Inferred Schemas - Parallel Transporter

Teradata Parallel Transporter User Guide

Product
Parallel Transporter
Release Number
15.10
Language
English (United States)
Last Update
2018-10-07
dita:id
B035-2445
lifecycle
previous
Product Category
Teradata Tools and Utilities

Inferred Schemas

When a producer operator template reference does not include a schema specification, that is, when it does not include either a schema name or a Teradata Database table name, Teradata PT may be able to infer the appropriate schema and, if not a script-defined schema, generate a DEFINE SCHEMA statement for it.

Teradata PT analyzes all operator usage in the job step containing the template reference and attempts to determine what the schema of the template should be in order for the APPLY statement of the job set to make sense.

Example 1

Consider this example.

   STEP LOAD_2
   (
     APPLY  <DML statement(s)> 
     
     TO OPERATOR( $INSERTER() )
     
     SELECT * FROM OPERATOR( $EXPORT() ) 
   
     UNION ALL
 
     SELECT * FROM OPERATOR( EXPORT_OPER2() );
   );       
      

The script-defined producer operator EXPORT_OPER_2 must have been defined previously in the job script, with a schema specification of the name of a script-defined schema. Since the source data extracted by EXPORT_OPER_2 is merged into a single input data stream with the source data extracted by producer template operator $EXPORT, Teradata PT can infer that the schema for both producer operators must be the same and can then use the name of the schema for EXPORT_OPER_2 in the copy of the $EXPORT template that it imports into the job script.

Example 2

In this example, an SQL SELECT statement is inferred as the basis for generating the schema for the $EXPORT producer template:

   STEP INSERT_DAILY_TRANS
   (
     APPLY  <DML statement(s)> 
     
     TO OPERATOR( $INSERTER() )
     
     SELECT *
       
     FROM OPERATOR
     (
       $EXPORT() 
       ATTR
       (
         PrivateLogName = 'daily_trans.log',
         SelectStmt     = 'Select * from Daily_Trans;'
       )
     );
   );       
      

In the above job step, the SelectStmt attribute of the $EXPORT template has been assigned the value Select * from Daily_Trans that, according to the definition of this attribute, must be an SQL SELECT statement. By querying the Teradata Database, Teradata PT can generate a schema based on the columns of the result table of the SELECT statement since that will accurately describe the source data produced by the Export operator invoked via template $EXPORT.

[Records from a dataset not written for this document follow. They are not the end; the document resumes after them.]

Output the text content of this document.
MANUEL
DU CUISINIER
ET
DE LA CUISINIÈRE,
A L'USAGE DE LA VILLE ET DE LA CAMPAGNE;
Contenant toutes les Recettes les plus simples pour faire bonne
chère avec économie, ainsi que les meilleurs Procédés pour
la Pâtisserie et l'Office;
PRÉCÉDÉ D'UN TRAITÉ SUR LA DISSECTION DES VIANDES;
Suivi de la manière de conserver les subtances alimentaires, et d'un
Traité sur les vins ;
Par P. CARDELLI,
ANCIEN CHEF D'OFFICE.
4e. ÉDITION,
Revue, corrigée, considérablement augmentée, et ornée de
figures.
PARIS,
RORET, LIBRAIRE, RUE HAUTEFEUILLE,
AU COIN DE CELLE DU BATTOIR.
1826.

Basing the generated schema on the value of the SelectStmt attribute works for producer templates $EXPORT and $SELECTOR, since both of their underlying operators require this attribute.

Example 3

In this example, Teradata PT determines the identity of the target table of a consumer operator in the job step and infers that a schema based on this table will be the basis for generating a schema for the producer template(s) in the job step:

   STEP INSERT_MONTHLY_SHIPMENTS
   (
     APPLY  <DML statement(s)>
     
     TO OPERATOR
     (
       $LOAD() 
       ATTRIBUTES
       (
         PrivateLogName = 'monthly_ship.log',
         TargetTable    = 'Monthly_Shipments'
       )
     )
    
     SELECT * FROM OPERATOR( $FILE_READER() );
   );   

In the above example, Teradata PT can determine, from the TargetTable attribute of the $LOAD operator template, that the target for data to be loaded in this job step is Teradata Database table Monthly_Shipments.

In the absence of any script specification of the schema from the producer template, and the absence of any script indicators of a possible basis for generating this source schema, Teradata PT makes the assumption that source data will be loaded unchanged into the target table and thus that the target Teradata Database table can be inferred to be the basis for generating the source schema for the producer template, $FILE_READER.

Since this assumption may not be correct in all cases in which only the target table is known to Teradata PT, some inferred schemas may not accurately describe the source data from a producer template and the resulting schema mismatch will be detected by the Teradata PT and cause the job to fail. This is a limitation to the inferred schema feature: for the schema for the producer template to be correctly inferred from a Teradata Database target table, the source data must move unchanged through Teradata PT to the target. To be more specific: target columns may not be a projection of source columns nor include any derived columns. Only SELECT * can describe the rows from the producer template operator in order for Teradata PT to be able to infer the correct schema for that producer template.

Teradata PT will not attempt to infer a schema for a producer template from a target table when the job step contains multiple target tables, such as syntax that employs the multiple APPLY feature, or when the step consumer operator is the Update operator (or $UPDATE template) and it is going to update more than one target table.

Job steps with no basis for Teradata PT to infer a schema for a producer template, as well as job steps that result in schema mismatch errors when Teradata PT infers an incorrect schema for a template can always be remedied through the use of a set of special job variables, as described in the next section.